Minisengen, wie die Idee der westlichen Balkanländer entstand

Die Initiative zur Gründung der Mine war im Monat Oktober dieses Jahres konkret, nach der Ablehnung der Europäischen Union, den Verhandlungsprozess für Albanien und die Republik Nordmazedonien zu eröffnen.

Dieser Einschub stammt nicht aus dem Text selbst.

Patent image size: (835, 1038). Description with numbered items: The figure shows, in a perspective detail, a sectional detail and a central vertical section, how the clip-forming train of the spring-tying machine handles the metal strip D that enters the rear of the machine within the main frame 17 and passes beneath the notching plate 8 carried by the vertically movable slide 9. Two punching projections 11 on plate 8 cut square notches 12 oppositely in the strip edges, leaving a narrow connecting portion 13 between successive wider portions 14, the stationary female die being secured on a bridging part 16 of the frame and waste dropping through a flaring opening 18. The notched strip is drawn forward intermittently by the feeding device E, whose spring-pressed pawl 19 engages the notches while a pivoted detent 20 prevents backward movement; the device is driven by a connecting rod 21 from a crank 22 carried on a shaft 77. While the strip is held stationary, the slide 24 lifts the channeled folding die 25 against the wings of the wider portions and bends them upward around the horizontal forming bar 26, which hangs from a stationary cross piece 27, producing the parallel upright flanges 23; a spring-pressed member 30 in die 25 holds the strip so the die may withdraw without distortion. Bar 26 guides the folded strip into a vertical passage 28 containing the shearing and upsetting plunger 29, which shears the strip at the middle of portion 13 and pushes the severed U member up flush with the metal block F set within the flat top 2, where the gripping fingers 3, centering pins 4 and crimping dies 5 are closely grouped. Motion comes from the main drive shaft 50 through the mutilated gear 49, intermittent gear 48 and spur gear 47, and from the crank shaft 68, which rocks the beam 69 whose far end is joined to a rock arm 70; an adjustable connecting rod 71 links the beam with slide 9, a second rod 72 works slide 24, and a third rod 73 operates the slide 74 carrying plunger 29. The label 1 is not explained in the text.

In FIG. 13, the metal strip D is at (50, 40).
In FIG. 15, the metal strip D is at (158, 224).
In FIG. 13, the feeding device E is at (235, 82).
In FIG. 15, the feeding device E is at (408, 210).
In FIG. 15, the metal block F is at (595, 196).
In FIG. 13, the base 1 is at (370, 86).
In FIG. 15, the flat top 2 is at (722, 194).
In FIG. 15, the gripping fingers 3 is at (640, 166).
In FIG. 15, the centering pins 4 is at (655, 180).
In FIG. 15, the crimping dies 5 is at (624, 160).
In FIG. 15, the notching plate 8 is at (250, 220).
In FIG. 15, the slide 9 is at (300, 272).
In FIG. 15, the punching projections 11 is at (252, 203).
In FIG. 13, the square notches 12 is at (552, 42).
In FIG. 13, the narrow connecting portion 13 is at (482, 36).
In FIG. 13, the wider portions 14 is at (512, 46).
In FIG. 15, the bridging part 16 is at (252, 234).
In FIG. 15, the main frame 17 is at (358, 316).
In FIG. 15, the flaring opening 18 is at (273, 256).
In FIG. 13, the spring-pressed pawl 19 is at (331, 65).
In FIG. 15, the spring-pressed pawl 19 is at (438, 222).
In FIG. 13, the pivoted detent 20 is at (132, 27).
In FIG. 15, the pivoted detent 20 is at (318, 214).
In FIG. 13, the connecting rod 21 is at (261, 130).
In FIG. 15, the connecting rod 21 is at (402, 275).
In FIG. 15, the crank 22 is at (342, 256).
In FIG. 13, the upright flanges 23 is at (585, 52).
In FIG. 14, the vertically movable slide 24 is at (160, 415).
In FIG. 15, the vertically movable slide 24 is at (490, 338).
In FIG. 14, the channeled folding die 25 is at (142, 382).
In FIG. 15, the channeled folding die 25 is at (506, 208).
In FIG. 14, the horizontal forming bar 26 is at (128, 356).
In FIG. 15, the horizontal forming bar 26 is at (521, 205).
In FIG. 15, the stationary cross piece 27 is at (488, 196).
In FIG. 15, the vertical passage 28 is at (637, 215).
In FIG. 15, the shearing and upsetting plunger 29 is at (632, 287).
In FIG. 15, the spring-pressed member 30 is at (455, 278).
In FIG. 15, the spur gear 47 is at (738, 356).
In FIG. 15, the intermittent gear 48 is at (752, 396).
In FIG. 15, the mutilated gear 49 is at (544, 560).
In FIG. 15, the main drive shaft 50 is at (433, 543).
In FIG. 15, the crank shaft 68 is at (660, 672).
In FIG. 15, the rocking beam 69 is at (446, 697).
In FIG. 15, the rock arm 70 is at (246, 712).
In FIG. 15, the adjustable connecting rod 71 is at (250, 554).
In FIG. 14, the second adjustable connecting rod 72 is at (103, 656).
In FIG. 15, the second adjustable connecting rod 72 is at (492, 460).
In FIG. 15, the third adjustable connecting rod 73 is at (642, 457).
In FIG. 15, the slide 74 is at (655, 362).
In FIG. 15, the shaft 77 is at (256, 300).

In Tirana findet heute das dritte Treffen unter der Initiative von Führern der Region statt, das sogenannte Balkan Mini Schengen zu schaffen. [...]
Die Initiative zur Gründung der Mine war im Monat Oktober dieses Jahres konkret, nach der Ablehnung der Europäischen Union, den Verhandlungsprozess für Albanien und die Republik Nordmazedonien zu eröffnen.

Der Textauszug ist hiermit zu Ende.